Le titre du recueil est en même temps un manifeste. Francis Ponge a défini ainsi le principe de son écriture du Parti pris des choses : c’est avant tout donner l’initiative aux choses, les laisser s’exprimer.

Il s’agit pour lui de remplacer chaque objet par une « formule » de langage qui lui soit exactement adéquate. Pour ce poète artisan, toutes les choses sont également dignes d’être « exprimées ». C’est pourquoi le recueil s’attache à décrire des objets simples, quotidiens ordinairement ignorés par la tradition poétique. Le lyrisme n’y a aucune place, mais toute l’attention est portée à l’écriture. Ponge a d’ailleurs avoué sa prédilection pour les poètes classiques, comme Malherbe, épris de la pureté des formes. Dans ses poèmes, aucun mot ne figure au hasard ; il est choisi pour ses affinités graphiques ou sonores avec la chose qu’il doit exprimer.

Dans un article célèbre, Jean-Paul Sartre  a salué la naissance d’un poète « phénoménologue ». Il célébrait la construction de ces courts poèmes qui mêlent indifféremment les êtres humains et les choses inanimées.
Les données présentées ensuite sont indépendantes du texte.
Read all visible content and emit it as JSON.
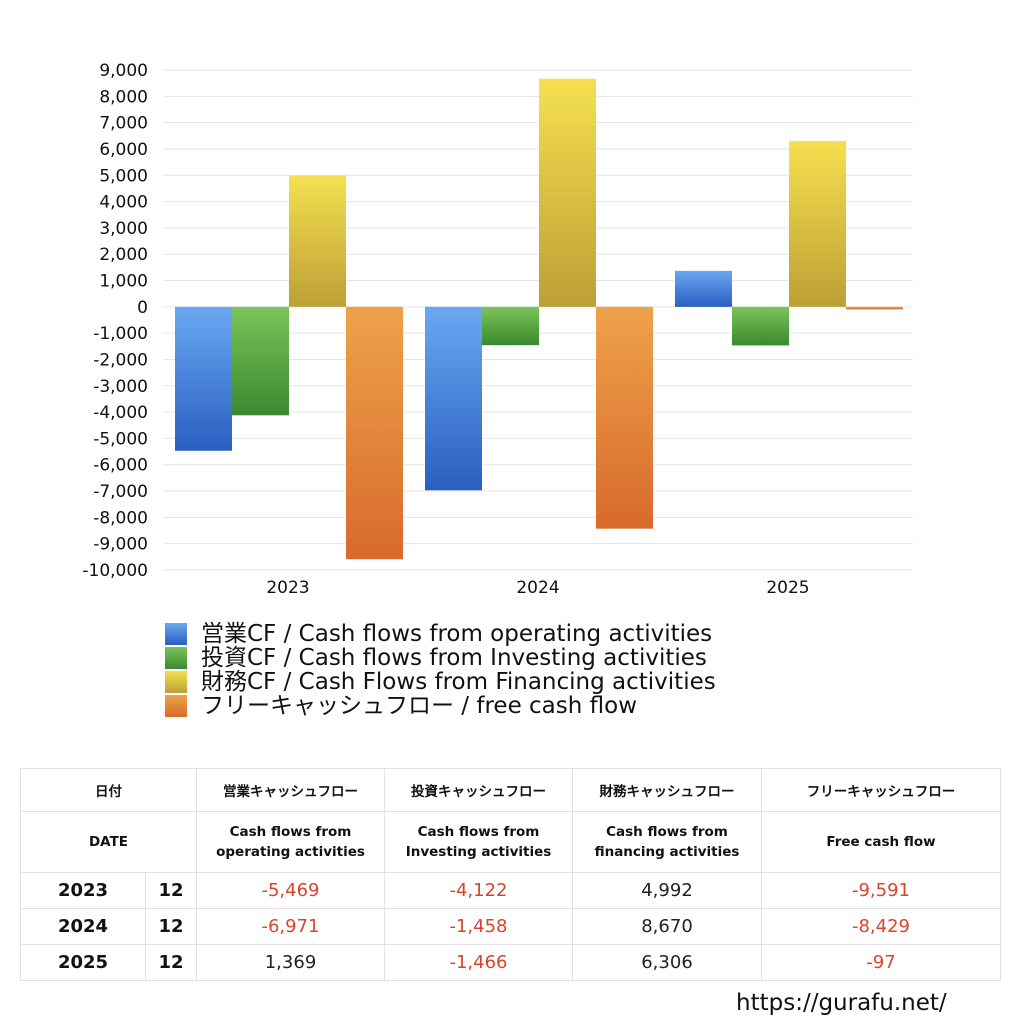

Il reconnaissait à Francis Ponge « le sens du fantastique moderne ».

« L’huître » est l’un des poèmes les plus célèbres du recueil.
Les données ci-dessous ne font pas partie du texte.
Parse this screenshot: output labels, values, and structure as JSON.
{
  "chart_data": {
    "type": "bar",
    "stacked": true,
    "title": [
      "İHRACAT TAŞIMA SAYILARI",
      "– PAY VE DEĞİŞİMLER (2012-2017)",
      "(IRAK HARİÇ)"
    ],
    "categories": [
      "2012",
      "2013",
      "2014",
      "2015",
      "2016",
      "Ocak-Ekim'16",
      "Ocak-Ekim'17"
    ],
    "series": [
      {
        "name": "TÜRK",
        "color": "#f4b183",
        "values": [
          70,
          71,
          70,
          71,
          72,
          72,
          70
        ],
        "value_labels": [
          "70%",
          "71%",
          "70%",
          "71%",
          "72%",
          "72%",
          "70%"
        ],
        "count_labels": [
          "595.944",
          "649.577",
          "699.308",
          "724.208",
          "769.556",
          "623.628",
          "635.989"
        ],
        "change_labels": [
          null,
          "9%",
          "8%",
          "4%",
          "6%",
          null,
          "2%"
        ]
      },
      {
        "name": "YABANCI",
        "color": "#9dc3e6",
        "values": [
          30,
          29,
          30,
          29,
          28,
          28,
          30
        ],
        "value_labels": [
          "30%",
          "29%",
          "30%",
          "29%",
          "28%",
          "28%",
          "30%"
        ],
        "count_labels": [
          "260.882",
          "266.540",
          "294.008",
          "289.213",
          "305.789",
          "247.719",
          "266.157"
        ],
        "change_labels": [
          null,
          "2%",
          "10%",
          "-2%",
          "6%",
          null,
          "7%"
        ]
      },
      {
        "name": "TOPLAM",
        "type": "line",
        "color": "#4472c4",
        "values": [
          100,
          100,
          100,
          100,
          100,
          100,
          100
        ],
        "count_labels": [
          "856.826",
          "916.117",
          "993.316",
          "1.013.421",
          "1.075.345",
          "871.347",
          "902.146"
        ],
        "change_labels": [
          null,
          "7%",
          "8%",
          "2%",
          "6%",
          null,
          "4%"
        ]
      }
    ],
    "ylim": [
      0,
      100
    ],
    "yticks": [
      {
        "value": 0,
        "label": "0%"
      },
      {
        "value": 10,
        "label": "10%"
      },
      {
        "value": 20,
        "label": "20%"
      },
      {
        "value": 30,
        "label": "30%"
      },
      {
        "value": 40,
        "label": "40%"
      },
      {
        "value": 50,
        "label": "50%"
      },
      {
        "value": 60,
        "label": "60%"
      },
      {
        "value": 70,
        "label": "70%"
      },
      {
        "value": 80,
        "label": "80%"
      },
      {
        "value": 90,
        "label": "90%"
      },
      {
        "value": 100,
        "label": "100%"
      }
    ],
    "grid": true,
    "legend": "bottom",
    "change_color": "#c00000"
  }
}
Extraits du Parti pris des choses
L’huître

L’huître, de la grosseur d’un galet moyen, est d’une apparence plus rugueuse, d’une couleur moins unie, brillamment blanchâtre. C’est un monde opiniâtrement clos. Pourtant on peut l’ouvrir : il faut alors la tenir au creux d’un torchon, se servir d’un couteau ébréché et peu franc, s’y reprendre à plusieurs fois. Les doigts curieux s’y coupent, s’y cassent les ongles : c’est un travail grossier. Les coups qu’on lui porte marquent son enveloppe de ronds blancs, d’une sorte de halos.

À l’intérieur l’on trouve tout un monde, à boire et à manger : sous un firmament (à proprement parler) de nacre, les cieux d’en dessus s’affaissent sur les cieux d’en dessous, pour ne plus former qu’une mare, un sachet visqueux et verdâtre, qui flue et reflue à l’odeur et à la vue, frangé d’une dentelle noirâtre sur les bords.
Parfois très rare une formule perle à leur gosier de nacre, d’où l’on trouve aussitôt à s’orner.
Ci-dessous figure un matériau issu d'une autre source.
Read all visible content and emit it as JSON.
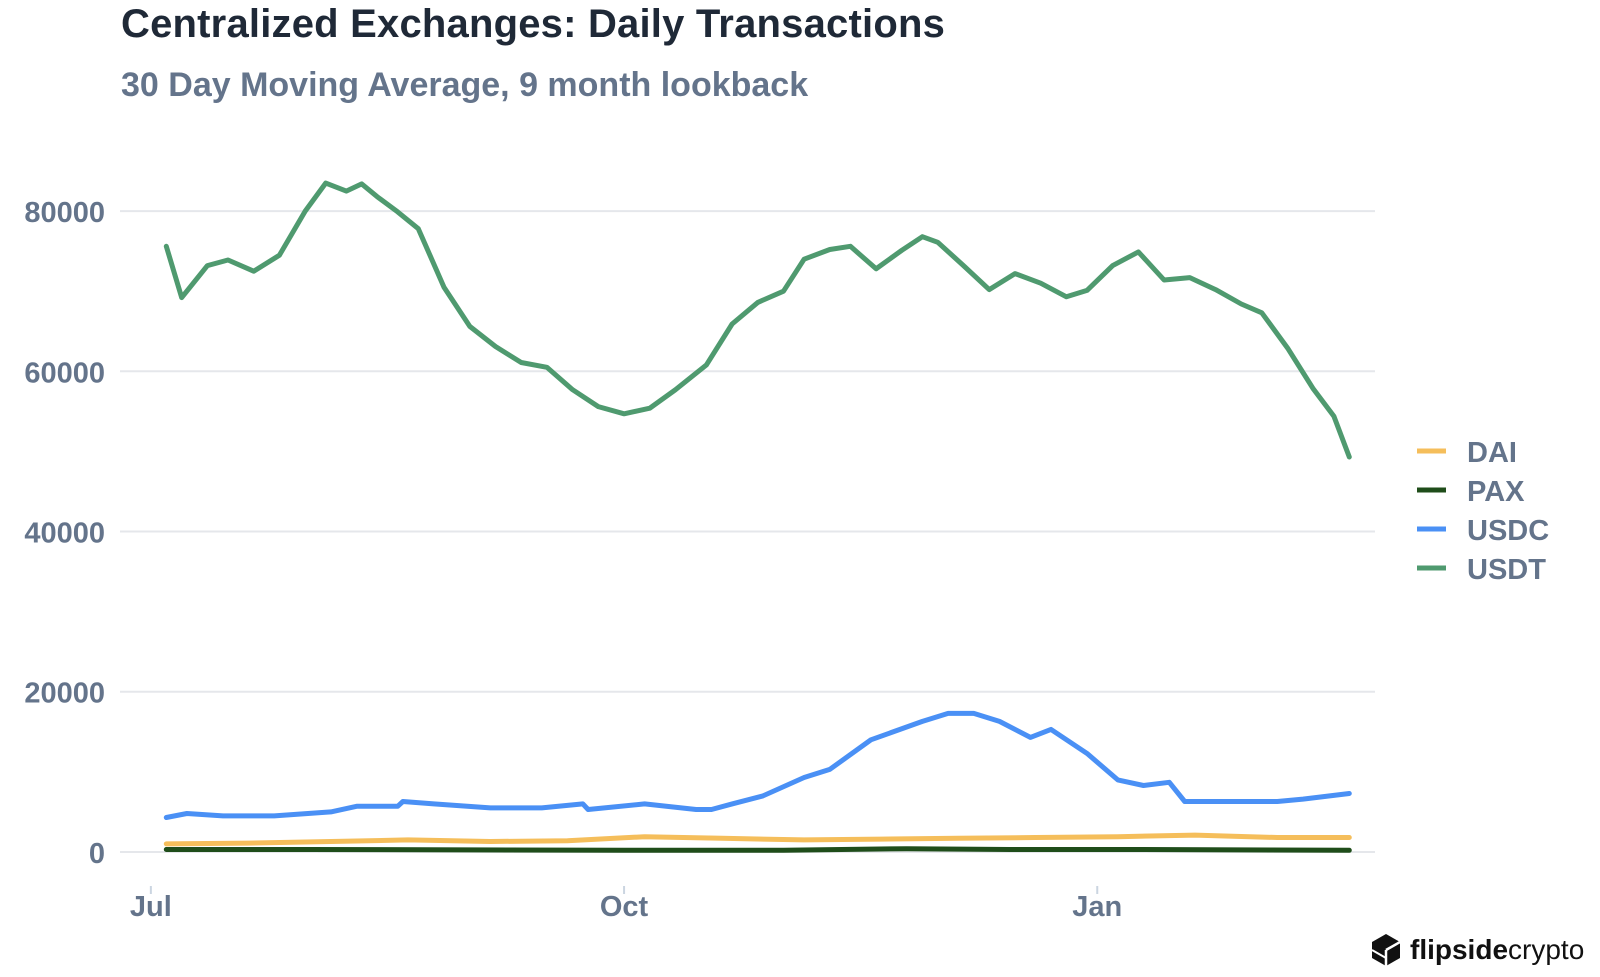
{
  "header": {
    "title": "Centralized Exchanges: Daily Transactions",
    "subtitle": "30 Day Moving Average, 9 month lookback"
  },
  "logo": {
    "icon": "hexagon-cube-logo-icon",
    "brand_bold": "flipside",
    "brand_light": "crypto"
  },
  "chart_data": {
    "type": "line",
    "title": "Centralized Exchanges: Daily Transactions",
    "subtitle": "30 Day Moving Average, 9 month lookback",
    "xlabel": "",
    "ylabel": "",
    "ylim": [
      -4500,
      88500
    ],
    "yticks": [
      0,
      20000,
      40000,
      60000,
      80000
    ],
    "ytick_labels": [
      "0",
      "20000",
      "40000",
      "60000",
      "80000"
    ],
    "xlim": [
      "2022-06-25",
      "2023-02-24"
    ],
    "xticks": [
      "2022-07-01",
      "2022-10-01",
      "2023-01-01"
    ],
    "xtick_labels": [
      "Jul",
      "Oct",
      "Jan"
    ],
    "grid": true,
    "legend_position": "right",
    "series": [
      {
        "name": "DAI",
        "color": "#f5be5b",
        "points": [
          [
            "2022-07-04",
            1000
          ],
          [
            "2022-07-20",
            1100
          ],
          [
            "2022-08-05",
            1300
          ],
          [
            "2022-08-20",
            1500
          ],
          [
            "2022-09-05",
            1300
          ],
          [
            "2022-09-20",
            1400
          ],
          [
            "2022-10-05",
            1900
          ],
          [
            "2022-10-20",
            1700
          ],
          [
            "2022-11-05",
            1500
          ],
          [
            "2022-11-20",
            1600
          ],
          [
            "2022-12-05",
            1700
          ],
          [
            "2022-12-20",
            1800
          ],
          [
            "2023-01-05",
            1900
          ],
          [
            "2023-01-20",
            2100
          ],
          [
            "2023-02-05",
            1800
          ],
          [
            "2023-02-19",
            1800
          ]
        ]
      },
      {
        "name": "PAX",
        "color": "#1f4d1a",
        "points": [
          [
            "2022-07-04",
            300
          ],
          [
            "2022-08-01",
            300
          ],
          [
            "2022-09-01",
            250
          ],
          [
            "2022-10-01",
            200
          ],
          [
            "2022-11-01",
            200
          ],
          [
            "2022-11-25",
            400
          ],
          [
            "2022-12-15",
            300
          ],
          [
            "2023-01-10",
            300
          ],
          [
            "2023-02-19",
            200
          ]
        ]
      },
      {
        "name": "USDC",
        "color": "#4a90f5",
        "points": [
          [
            "2022-07-04",
            4300
          ],
          [
            "2022-07-08",
            4800
          ],
          [
            "2022-07-15",
            4500
          ],
          [
            "2022-07-25",
            4500
          ],
          [
            "2022-08-05",
            5000
          ],
          [
            "2022-08-10",
            5700
          ],
          [
            "2022-08-18",
            5700
          ],
          [
            "2022-08-19",
            6300
          ],
          [
            "2022-08-25",
            6000
          ],
          [
            "2022-09-05",
            5500
          ],
          [
            "2022-09-15",
            5500
          ],
          [
            "2022-09-23",
            6000
          ],
          [
            "2022-09-24",
            5300
          ],
          [
            "2022-10-05",
            6000
          ],
          [
            "2022-10-15",
            5300
          ],
          [
            "2022-10-18",
            5300
          ],
          [
            "2022-10-22",
            6000
          ],
          [
            "2022-10-28",
            7000
          ],
          [
            "2022-11-05",
            9300
          ],
          [
            "2022-11-10",
            10300
          ],
          [
            "2022-11-18",
            14000
          ],
          [
            "2022-11-28",
            16300
          ],
          [
            "2022-12-03",
            17300
          ],
          [
            "2022-12-08",
            17300
          ],
          [
            "2022-12-13",
            16300
          ],
          [
            "2022-12-19",
            14300
          ],
          [
            "2022-12-23",
            15300
          ],
          [
            "2022-12-30",
            12300
          ],
          [
            "2023-01-05",
            9000
          ],
          [
            "2023-01-10",
            8300
          ],
          [
            "2023-01-15",
            8700
          ],
          [
            "2023-01-18",
            6300
          ],
          [
            "2023-01-28",
            6300
          ],
          [
            "2023-02-05",
            6300
          ],
          [
            "2023-02-10",
            6600
          ],
          [
            "2023-02-19",
            7300
          ]
        ]
      },
      {
        "name": "USDT",
        "color": "#4f9a6f",
        "points": [
          [
            "2022-07-04",
            75600
          ],
          [
            "2022-07-07",
            69200
          ],
          [
            "2022-07-12",
            73200
          ],
          [
            "2022-07-16",
            73900
          ],
          [
            "2022-07-21",
            72500
          ],
          [
            "2022-07-26",
            74500
          ],
          [
            "2022-07-31",
            80000
          ],
          [
            "2022-08-04",
            83500
          ],
          [
            "2022-08-08",
            82500
          ],
          [
            "2022-08-11",
            83400
          ],
          [
            "2022-08-14",
            81800
          ],
          [
            "2022-08-18",
            79900
          ],
          [
            "2022-08-22",
            77800
          ],
          [
            "2022-08-27",
            70500
          ],
          [
            "2022-09-01",
            65600
          ],
          [
            "2022-09-06",
            63100
          ],
          [
            "2022-09-11",
            61100
          ],
          [
            "2022-09-16",
            60500
          ],
          [
            "2022-09-21",
            57700
          ],
          [
            "2022-09-26",
            55600
          ],
          [
            "2022-10-01",
            54700
          ],
          [
            "2022-10-06",
            55400
          ],
          [
            "2022-10-11",
            57700
          ],
          [
            "2022-10-17",
            60800
          ],
          [
            "2022-10-22",
            65900
          ],
          [
            "2022-10-27",
            68600
          ],
          [
            "2022-11-01",
            70000
          ],
          [
            "2022-11-05",
            74000
          ],
          [
            "2022-11-10",
            75200
          ],
          [
            "2022-11-14",
            75600
          ],
          [
            "2022-11-19",
            72800
          ],
          [
            "2022-11-24",
            75100
          ],
          [
            "2022-11-28",
            76800
          ],
          [
            "2022-12-01",
            76100
          ],
          [
            "2022-12-06",
            73200
          ],
          [
            "2022-12-11",
            70200
          ],
          [
            "2022-12-16",
            72200
          ],
          [
            "2022-12-21",
            71000
          ],
          [
            "2022-12-26",
            69300
          ],
          [
            "2022-12-30",
            70100
          ],
          [
            "2023-01-04",
            73200
          ],
          [
            "2023-01-09",
            74900
          ],
          [
            "2023-01-14",
            71400
          ],
          [
            "2023-01-19",
            71700
          ],
          [
            "2023-01-24",
            70200
          ],
          [
            "2023-01-29",
            68400
          ],
          [
            "2023-02-02",
            67300
          ],
          [
            "2023-02-07",
            62900
          ],
          [
            "2023-02-12",
            57800
          ],
          [
            "2023-02-16",
            54400
          ],
          [
            "2023-02-19",
            49300
          ]
        ]
      }
    ]
  }
}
Francis Ponge, Le Parti pris des Choses, 1942.

Le mimosa

Sur fond d’azur le voici, comme un personnage de la comédie italienne, avec un rien d’histrionisme saugrenu, poudré comme Pierrot, dans son costume à pois jaunes, le mimosa.
Mais ce n’est pas un arbuste lunaire : plutôt solaire, multisolaire…
Un caractère d’une naïve gloriole, vite découragé.
Chaque grain n’est aucunement lisse, mais formé de poils soyeux, un astre si l’on veut, étoilé au maximum.
Les feuilles ont l’air de grandes plumes, très légères et cependant très accablées d’elles-mêmes ; plus attendrissantes dès lors que d’autres palmes, par là aussi très distinguées. Et pourtant, il ya quelque chose actuellement vulgaire dans l’idée du mimosa ; c’est une fleur qui vient d’être vulgarisée.
… Comme dans tamaris il y a tamis, dans mimosa il y a mima.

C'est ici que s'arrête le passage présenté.